Back Stab

 

Back in my grad-school days, a friend complained about the gutting one of her short stories had suffered at the hands of a man we’ll call August Professor Whose Books Are All Out of Print. She’d attempted something wild with the piece, assigning a fetus the role of narrator, and the results had been dismal. When August Professor laid into her with his usual sulfurous delight, she snapped back, “I took a risk. We should feel safe to take risks in art.”

August Professor sniffed at that, and the next week distributed definitions, photocopied from a half-dozen different dictionaries, of the word risk.

His point — that to create, chances must be taken, but that these chances also must pay off — was bitchy but accurate. It’s a lesson I’ve learned again and again, most recently at Down Every Street’s production of Harold Pinter’s Betrayal.

The play is a chilly variation on the three-way love tussle, this time set among that anxious East Coast smart set familiar from the countless plays and novels its constituents have whipped up to catalog their ennui and adultery. Emma is married to Robert but sleeps with Robert’s dear friend Jerry; Robert, meanwhile, takes his own lovers. The primary interest is that Pinter tells it backward: We start with an awkward reunion of exes, then step back to the breakup, then to thee adultery before finally sinking to one of the ugliest come-ons in modern theater.

The reverse chronology freshens things. Infidelity Among Intellectuals is now its own genre, with rules as rigid as those governing Greek tragedy or the average sitcom. Out with the gods and the laugh tracks, in with the name-dropped poets and Nietzschean justifications of self. Usually, once the liaisons get going, we’re meant to mull the chicken-and-egg problem presented by said ennui and adultery: Are these people miserable because they have these affairs, or do they have these affairs because they’re miserable? Often, the answer is neither. Characters like these ache and cheat because authors mistake melancholy self-indulgence for universal truth.

Pinter falls for none of that. The script is an inquest into how we lie to ourselves and those we love. Backward storytelling is a risk that works; unfortunately, Down Every Street’s production takes a big risk that doesn’t.

But it might yet. First, some full-disclosure stuff: The show is directed by Beatte Pettigrew, from whom I once took a class, and it’s at Johnson County Community College, a school that (a) employs me and (b) looks like what you’d get if a parking lot could vomit buildings.

Because Down Every Street triumphed last year with Tape, I gave it the benefit of the doubt when I heard that this would be a “splash” production — to achieve rawness, the actors have not all rehearsed the material together, and new cast members rotate in as the run continues. Even ten minutes in, it seemed a fine idea. Playing lovers who haven’t seen each other in years, Joe Clark and Charlene Bricco were forced to negotiate their intimacy right before us in real time.
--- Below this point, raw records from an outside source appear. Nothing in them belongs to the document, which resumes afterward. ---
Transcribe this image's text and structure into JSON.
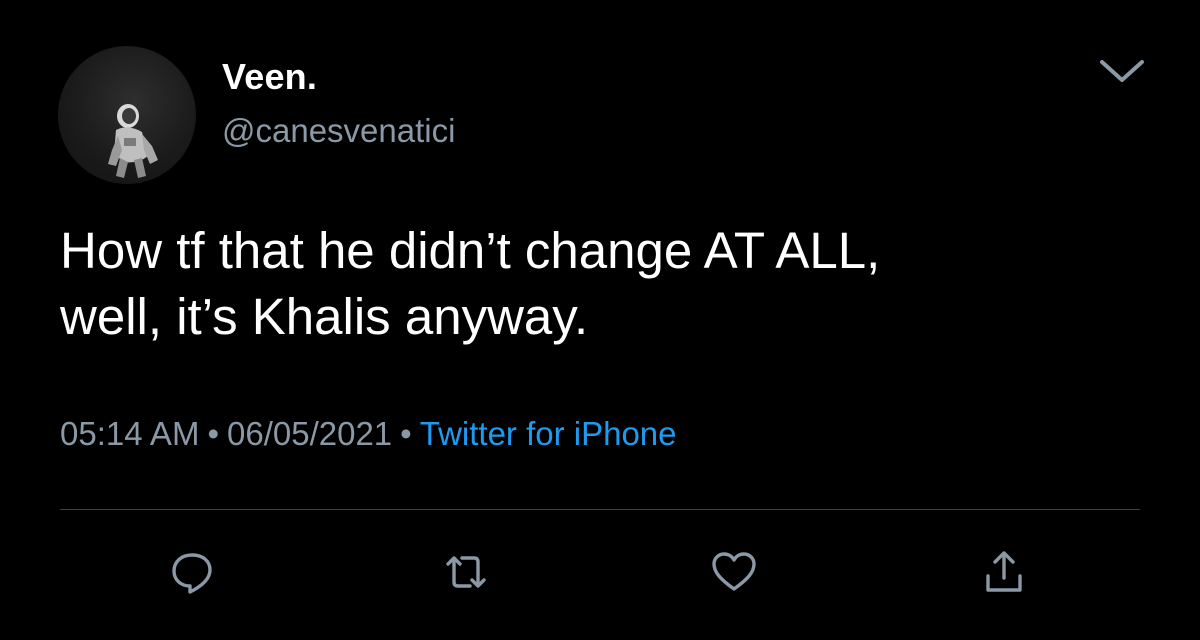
{
  "author": {
    "display_name": "Veen.",
    "handle": "@canesvenatici"
  },
  "tweet": {
    "text": "How tf that he didn’t change AT ALL,\nwell, it’s Khalis anyway.",
    "time": "05:14 AM",
    "date": "06/05/2021",
    "source": "Twitter for iPhone",
    "separator": "•"
  },
  "actions": {
    "reply_icon": "reply-icon",
    "retweet_icon": "retweet-icon",
    "like_icon": "heart-icon",
    "share_icon": "share-icon"
  },
  "colors": {
    "background": "#000000",
    "primary_text": "#ffffff",
    "secondary_text": "#8b98a5",
    "link": "#1d9bf0",
    "divider": "#3a3f44"
  }
}
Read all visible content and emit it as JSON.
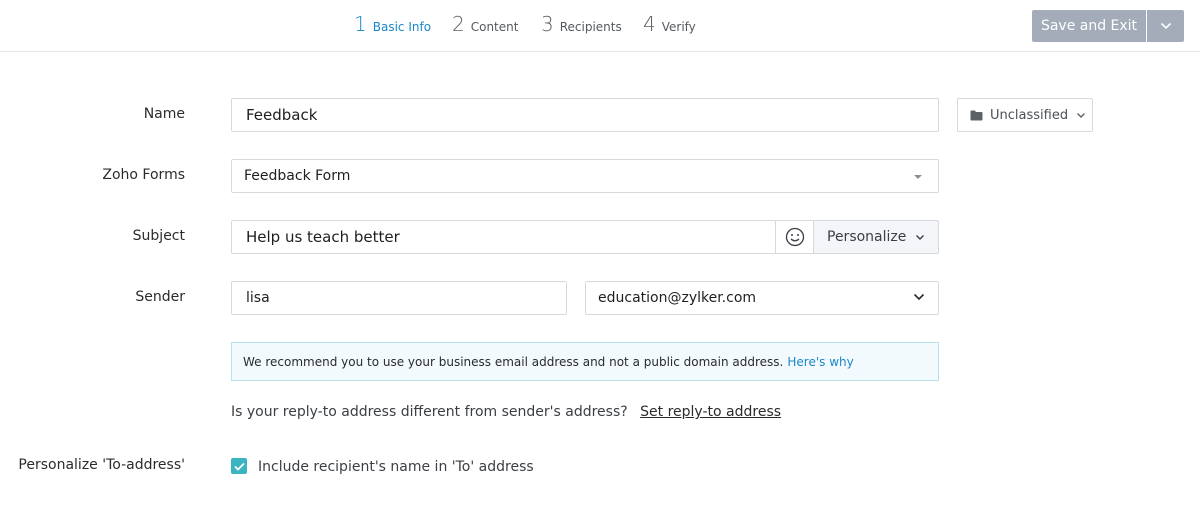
{
  "header": {
    "steps": [
      {
        "num": "1",
        "label": "Basic Info",
        "active": true
      },
      {
        "num": "2",
        "label": "Content",
        "active": false
      },
      {
        "num": "3",
        "label": "Recipients",
        "active": false
      },
      {
        "num": "4",
        "label": "Verify",
        "active": false
      }
    ],
    "save_label": "Save and Exit"
  },
  "form": {
    "name": {
      "label": "Name",
      "value": "Feedback"
    },
    "folder": {
      "icon": "folder-icon",
      "value": "Unclassified"
    },
    "zoho_forms": {
      "label": "Zoho Forms",
      "value": "Feedback Form"
    },
    "subject": {
      "label": "Subject",
      "value": "Help us teach better",
      "emoji_icon": "smiley-icon",
      "personalize_label": "Personalize"
    },
    "sender": {
      "label": "Sender",
      "name_value": "lisa",
      "email_value": "education@zylker.com"
    },
    "notice": {
      "text": "We recommend you to use your business email address and not a public domain address.",
      "link": "Here's why"
    },
    "reply_to": {
      "text": "Is your reply-to address different from sender's address?",
      "link": "Set reply-to address"
    },
    "personalize_to": {
      "label": "Personalize 'To-address'",
      "checkbox_label": "Include recipient's name in 'To' address",
      "checked": true
    }
  },
  "colors": {
    "accent": "#1b87c9",
    "button_disabled": "#a3acb8",
    "checkbox": "#3bb4c1",
    "notice_border": "#b7e3ec"
  }
}
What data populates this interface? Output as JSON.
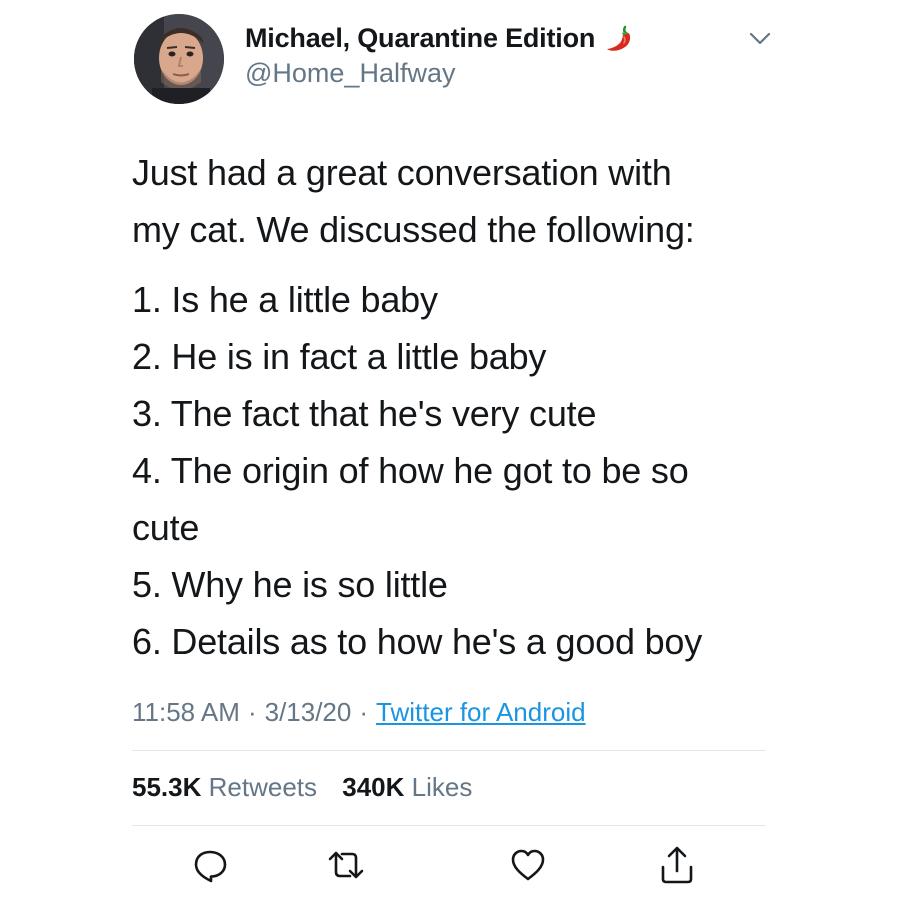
{
  "user": {
    "display_name": "Michael, Quarantine Edition",
    "name_emoji_icon": "hot-pepper-icon",
    "handle": "@Home_Halfway",
    "menu_icon": "chevron-down-icon"
  },
  "tweet": {
    "intro_lines": [
      "Just had a great conversation with",
      "my cat. We discussed the following:"
    ],
    "list": [
      "1. Is he a little baby",
      "2. He is in fact a little baby",
      "3. The fact that he's very cute",
      "4. The origin of how he got to be so",
      "cute",
      "5. Why he is so little",
      "6. Details as to how he's a good boy"
    ]
  },
  "meta": {
    "time": "11:58 AM",
    "separator": "·",
    "date": "3/13/20",
    "source": "Twitter for Android"
  },
  "stats": {
    "retweets_count": "55.3K",
    "retweets_label": "Retweets",
    "likes_count": "340K",
    "likes_label": "Likes"
  },
  "actions": {
    "reply_icon": "reply-icon",
    "retweet_icon": "retweet-icon",
    "like_icon": "heart-icon",
    "share_icon": "share-icon"
  },
  "colors": {
    "text_primary": "#14171a",
    "text_secondary": "#657786",
    "link": "#1b95e0",
    "divider": "#e1e8ed",
    "pepper": "#d62a1e"
  }
}
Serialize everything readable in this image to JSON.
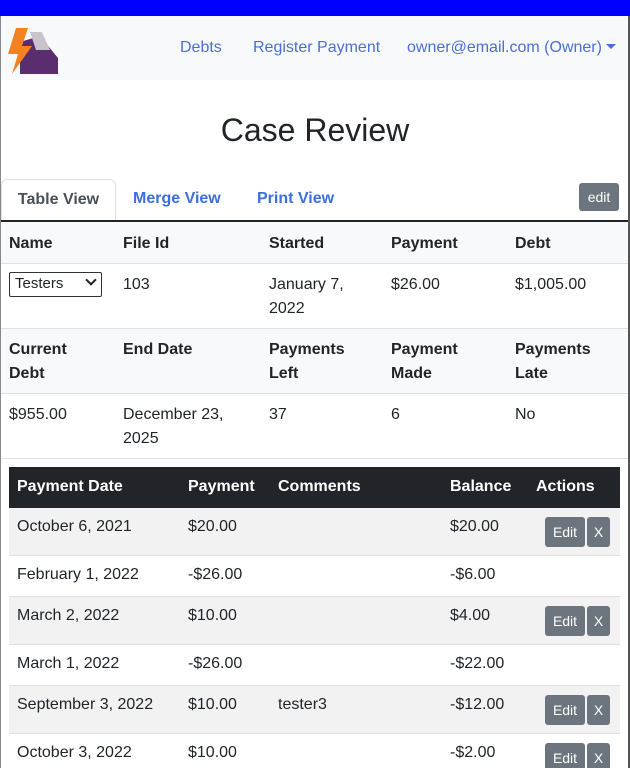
{
  "navbar": {
    "links": [
      "Debts",
      "Register Payment"
    ],
    "user_menu": "owner@email.com (Owner)",
    "logo_icon": "lightning-bolt-logo-icon"
  },
  "page": {
    "title": "Case Review"
  },
  "tabs": {
    "items": [
      "Table View",
      "Merge View",
      "Print View"
    ],
    "active": "Table View",
    "edit_label": "edit"
  },
  "summary": {
    "row1_headers": [
      "Name",
      "File Id",
      "Started",
      "Payment",
      "Debt"
    ],
    "name_select": "Testers",
    "file_id": "103",
    "started": "January 7,\n2022",
    "payment": "$26.00",
    "debt": "$1,005.00",
    "row2_headers": [
      "Current\nDebt",
      "End Date",
      "Payments\nLeft",
      "Payment\nMade",
      "Payments\nLate"
    ],
    "current_debt": "$955.00",
    "end_date": "December 23,\n2025",
    "payments_left": "37",
    "payment_made": "6",
    "payments_late": "No"
  },
  "payments": {
    "headers": [
      "Payment Date",
      "Payment",
      "Comments",
      "Balance",
      "Actions"
    ],
    "edit_label": "Edit",
    "delete_label": "X",
    "rows": [
      {
        "date": "October 6, 2021",
        "payment": "$20.00",
        "comments": "",
        "balance": "$20.00",
        "actions": true
      },
      {
        "date": "February 1, 2022",
        "payment": "-$26.00",
        "comments": "",
        "balance": "-$6.00",
        "actions": false
      },
      {
        "date": "March 2, 2022",
        "payment": "$10.00",
        "comments": "",
        "balance": "$4.00",
        "actions": true
      },
      {
        "date": "March 1, 2022",
        "payment": "-$26.00",
        "comments": "",
        "balance": "-$22.00",
        "actions": false
      },
      {
        "date": "September 3, 2022",
        "payment": "$10.00",
        "comments": "tester3",
        "balance": "-$12.00",
        "actions": true
      },
      {
        "date": "October 3, 2022",
        "payment": "$10.00",
        "comments": "",
        "balance": "-$2.00",
        "actions": true
      }
    ]
  },
  "colors": {
    "topbar": "#0000ff",
    "link": "#4a6fd6",
    "table_header": "#212529",
    "button": "#6c757d"
  }
}
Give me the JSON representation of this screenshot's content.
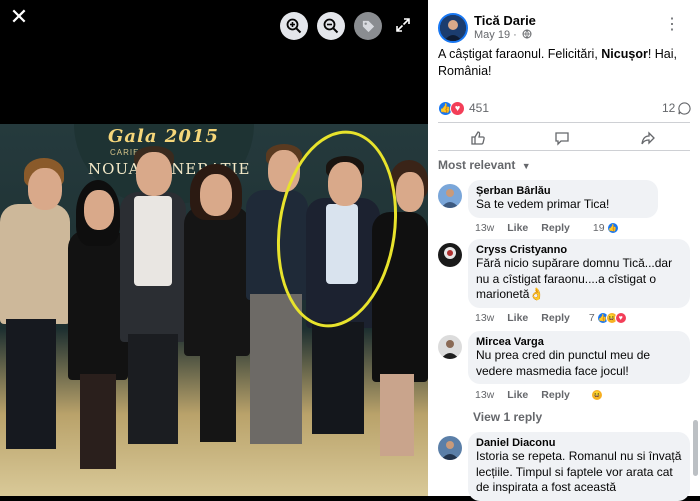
{
  "viewer": {
    "close_icon": "close-icon",
    "zoom_in_icon": "zoom-in-icon",
    "zoom_out_icon": "zoom-out-icon",
    "tag_icon": "tag-icon",
    "expand_icon": "expand-icon",
    "photo_banner": {
      "line1": "Gala 2015",
      "line2": "CARIERE",
      "line3": "NOUA GENERATIE"
    }
  },
  "post": {
    "author": "Tică Darie",
    "date": "May 19 ·",
    "text_before": "A câștigat faraonul. Felicitări, ",
    "text_bold": "Nicușor",
    "text_after": "! Hai, România!",
    "reaction_count": "451",
    "comment_count": "12",
    "sort_label": "Most relevant"
  },
  "comments": [
    {
      "name": "Șerban Bârlău",
      "text": "Sa te vedem primar Tica!",
      "time": "13w",
      "like": "Like",
      "reply": "Reply",
      "reactions": "19"
    },
    {
      "name": "Cryss Cristyanno",
      "text": "Fără nicio supărare domnu Tică...dar nu a cîstigat faraonu....a cîstigat o marionetă👌",
      "time": "13w",
      "like": "Like",
      "reply": "Reply",
      "reactions": "7"
    },
    {
      "name": "Mircea Varga",
      "text": "Nu prea cred din punctul meu de vedere masmedia face jocul!",
      "time": "13w",
      "like": "Like",
      "reply": "Reply",
      "reactions": ""
    },
    {
      "name": "Daniel Diaconu",
      "text": "Istoria se repeta. Romanul nu si învață lecțiile. Timpul si faptele vor arata cat de inspirata a fost această",
      "time": "",
      "like": "",
      "reply": "",
      "reactions": ""
    }
  ],
  "view_reply": "View 1 reply",
  "colors": {
    "like_blue": "#1877f2",
    "love_red": "#f33e58",
    "highlight_yellow": "#e8e32c"
  }
}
Those first scenes are concerned with people figuring each other out, but once the show is rolling, it’s all intimate couples and fraying friendships, which depend upon the characters’ (and the actors’) familiarity with each other. Couples are forged through experience, routine and the half-conscious adjusting of selves to fit smoothly together; even during their throes in a rented apartment, the lovers here seem wholly unintimate. As a technique, splash has its virtues, but it’s tough to think of a play less suited to it than this one, which is about — if Pinter is ever about anything — not individuals but what people become when they’re together. It’s challenging material, packed with distance and tension, and it’s done a disservice when treated as an actors’ exercise.

The young cast I saw struggled to pass as 40-something publishing-types. This weekend, new actors fill two rolls. The one who remains is Clark, who fared best of the original trio, working his nervous laugh to good effect in many uncomfortable moments. Auspiciously, he will be joined by Amanda McCoy (formerly Sumpter), who is returning to the KC stage after too many years away. In the early ’90s, her pluck and authority elevated an array of productions, and she excelled at all she tried, never making it look so easy that you didn’t root for her. With her in the wings, Betrayal‘s risks seem a hair less risky.

McCoy is best remembered for her stints at Theatre in the Park, which this past Sunday night closed its 36th season with West Side Story. I attended at the e-mailed recommendation of a pair of readers, both of whom promised huge improvement over July’s sour Singin’ in the Rain, and both of whom, I suspect, are listed someplace in the program. Turns out they were right: The park got great kicks and leaps and strongly physical performances, and the dancing-as-fighting, for once, didn’t come off as ludicrous. The boys succeeded in musical theater’s most difficult task: making it all seem butch. As Action, Matthew Allen kicked serious ass, nailing “Be Cool” and its tough-guy pirouettes; the rumble, often a sloppy nadir, was expertly staged, all crisp violence, and its climax made a kid near me actually gasp.

Yes. In 2005, someone gasped at West Side Story.

That’s the kind of thing shows can do when everyone gets to rehearse together.